143 S.W. 285 | Tex. App. | 1911
Mrs. Delia Goodrich instituted this suit on November 2, 1908, against F. M. Wallis, a liquor dealer, and the surety on his bond to recover $500 for selling intoxicating liquor to her husband, and from a judgment in favor of defendants the plaintiff has appealed.
According to allegations in plaintiff's petition, the sales complained of were made to her husband, a habitual drunkard, during the year 1907, and the claim asserted was by virtue of the provisions of the acts of the Legislature passed in 1901, p. 315, and amended by Acts of 1907, p. 258.

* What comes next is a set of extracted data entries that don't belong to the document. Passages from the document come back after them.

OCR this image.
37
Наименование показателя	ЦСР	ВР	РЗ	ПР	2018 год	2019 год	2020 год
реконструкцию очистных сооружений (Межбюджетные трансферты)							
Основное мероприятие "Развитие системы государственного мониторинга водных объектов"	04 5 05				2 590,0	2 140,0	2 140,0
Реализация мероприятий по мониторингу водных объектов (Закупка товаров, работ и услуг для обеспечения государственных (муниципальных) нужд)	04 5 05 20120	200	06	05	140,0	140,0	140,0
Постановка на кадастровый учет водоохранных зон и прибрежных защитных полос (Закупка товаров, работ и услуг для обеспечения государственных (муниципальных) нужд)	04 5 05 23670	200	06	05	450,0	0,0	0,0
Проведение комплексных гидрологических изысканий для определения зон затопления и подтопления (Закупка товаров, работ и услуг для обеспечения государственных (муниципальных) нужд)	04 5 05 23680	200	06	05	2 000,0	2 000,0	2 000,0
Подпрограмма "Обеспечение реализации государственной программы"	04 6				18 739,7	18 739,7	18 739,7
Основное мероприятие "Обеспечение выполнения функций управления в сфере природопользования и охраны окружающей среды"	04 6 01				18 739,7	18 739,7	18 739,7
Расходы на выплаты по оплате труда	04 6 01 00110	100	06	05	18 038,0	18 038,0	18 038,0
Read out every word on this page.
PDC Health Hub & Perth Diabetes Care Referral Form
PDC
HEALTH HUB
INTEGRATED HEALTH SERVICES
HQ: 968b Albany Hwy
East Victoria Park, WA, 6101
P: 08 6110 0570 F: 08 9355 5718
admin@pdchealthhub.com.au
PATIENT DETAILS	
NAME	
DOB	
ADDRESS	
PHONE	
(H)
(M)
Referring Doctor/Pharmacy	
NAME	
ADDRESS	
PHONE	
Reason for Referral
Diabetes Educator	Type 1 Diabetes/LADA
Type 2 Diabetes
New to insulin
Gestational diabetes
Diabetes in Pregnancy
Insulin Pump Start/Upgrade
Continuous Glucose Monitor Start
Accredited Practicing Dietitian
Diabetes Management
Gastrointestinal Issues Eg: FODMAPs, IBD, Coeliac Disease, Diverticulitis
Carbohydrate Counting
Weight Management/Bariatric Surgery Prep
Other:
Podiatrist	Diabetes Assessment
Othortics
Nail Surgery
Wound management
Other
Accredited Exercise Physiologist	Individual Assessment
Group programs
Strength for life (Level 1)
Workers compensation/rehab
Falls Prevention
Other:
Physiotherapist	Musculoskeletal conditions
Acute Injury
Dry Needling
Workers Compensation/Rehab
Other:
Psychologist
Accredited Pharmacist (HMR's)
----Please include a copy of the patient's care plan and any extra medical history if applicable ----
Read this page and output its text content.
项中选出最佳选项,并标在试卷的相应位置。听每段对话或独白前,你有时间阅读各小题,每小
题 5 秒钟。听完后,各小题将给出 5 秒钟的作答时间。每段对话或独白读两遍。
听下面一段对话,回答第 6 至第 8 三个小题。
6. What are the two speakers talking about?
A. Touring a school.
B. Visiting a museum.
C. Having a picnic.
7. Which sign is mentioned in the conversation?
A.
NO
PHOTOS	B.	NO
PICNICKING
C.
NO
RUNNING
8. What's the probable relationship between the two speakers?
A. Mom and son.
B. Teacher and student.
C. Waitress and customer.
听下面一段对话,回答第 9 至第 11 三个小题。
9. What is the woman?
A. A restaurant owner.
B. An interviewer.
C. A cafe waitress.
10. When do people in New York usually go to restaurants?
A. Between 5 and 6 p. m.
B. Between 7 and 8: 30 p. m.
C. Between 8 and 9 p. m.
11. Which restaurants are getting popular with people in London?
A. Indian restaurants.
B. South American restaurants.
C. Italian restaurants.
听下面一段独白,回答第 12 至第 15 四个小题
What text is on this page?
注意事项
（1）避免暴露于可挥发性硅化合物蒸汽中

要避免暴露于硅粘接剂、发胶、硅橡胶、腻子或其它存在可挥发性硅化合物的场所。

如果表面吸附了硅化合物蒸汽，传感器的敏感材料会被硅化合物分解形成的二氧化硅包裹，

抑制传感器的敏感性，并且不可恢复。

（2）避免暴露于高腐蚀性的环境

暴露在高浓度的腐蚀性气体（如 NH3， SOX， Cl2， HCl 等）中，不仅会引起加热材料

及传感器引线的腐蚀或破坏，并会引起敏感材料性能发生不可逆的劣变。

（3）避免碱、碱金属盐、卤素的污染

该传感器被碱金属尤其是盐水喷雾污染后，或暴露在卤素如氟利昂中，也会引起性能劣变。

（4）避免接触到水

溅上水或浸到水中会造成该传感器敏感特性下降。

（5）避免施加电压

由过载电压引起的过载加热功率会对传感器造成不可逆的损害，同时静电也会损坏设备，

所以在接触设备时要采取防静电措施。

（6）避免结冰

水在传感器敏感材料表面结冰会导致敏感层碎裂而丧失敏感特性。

By an act of the Legislature passed in 1909 (see General Laws 1st Ex. Sess. 1909, p. 293), it was made a condition precedent to the right of a wife to recover of a liquor dealer for a sale to her husband, a habitual drunkard, that she should first give notice to the dealer to refrain from so selling. The act of 1909 was passed in lieu of and as a substitute for the former acts, and contained no saving clause in favor of causes of action accruing under the former law, and by express terms repealed all laws and parts of laws in conflict with it. *286
Plaintiff's petition contained no allegation of notice by her to the dealer, forbidding a sale of intoxicating liquor to her husband. If, in the absence of such an allegation, the petition stated a valid cause of action under the old law, yet, tested by the law of 1909, it was insufficient. The trial court held that plaintiff's right to recover must be governed by the act of 1909; and that the cause of action previously asserted, at all events, was abated by the passage of the last act. This conclusion was the basis of the judgment rendered, and in that ruling we think there was no error. In both those acts, it was provided that a wife might recover the sum of $500 for a sale to her husband, a habitual drunkard, in violation of the terms of the bond prescribed and required of a liquor dealer in order that he might obtain a license to engage in that business. The remedy thus provided is not given by the common law, but depends solely upon the statute, and the sum so fixed is a penalty, which, prior to a final recovery by the wife, could be extinguished by a repeal of the statute by a subsequent act of the Legislature. Garner v. Boyle,
The fact that the plaintiff's suit was pending at the time of the passage of the last act could make no difference; for it is well settled that, if a statute, giving a special remedy, is repealed without a saving clause in favor of pending suits, all suits must stop where the repeal finds them; and if final relief has not been granted before the repeal goes into effect it cannot be granted thereafter. Vance v. Rankin,
We have found no error in the record, and the judgment is affirmed.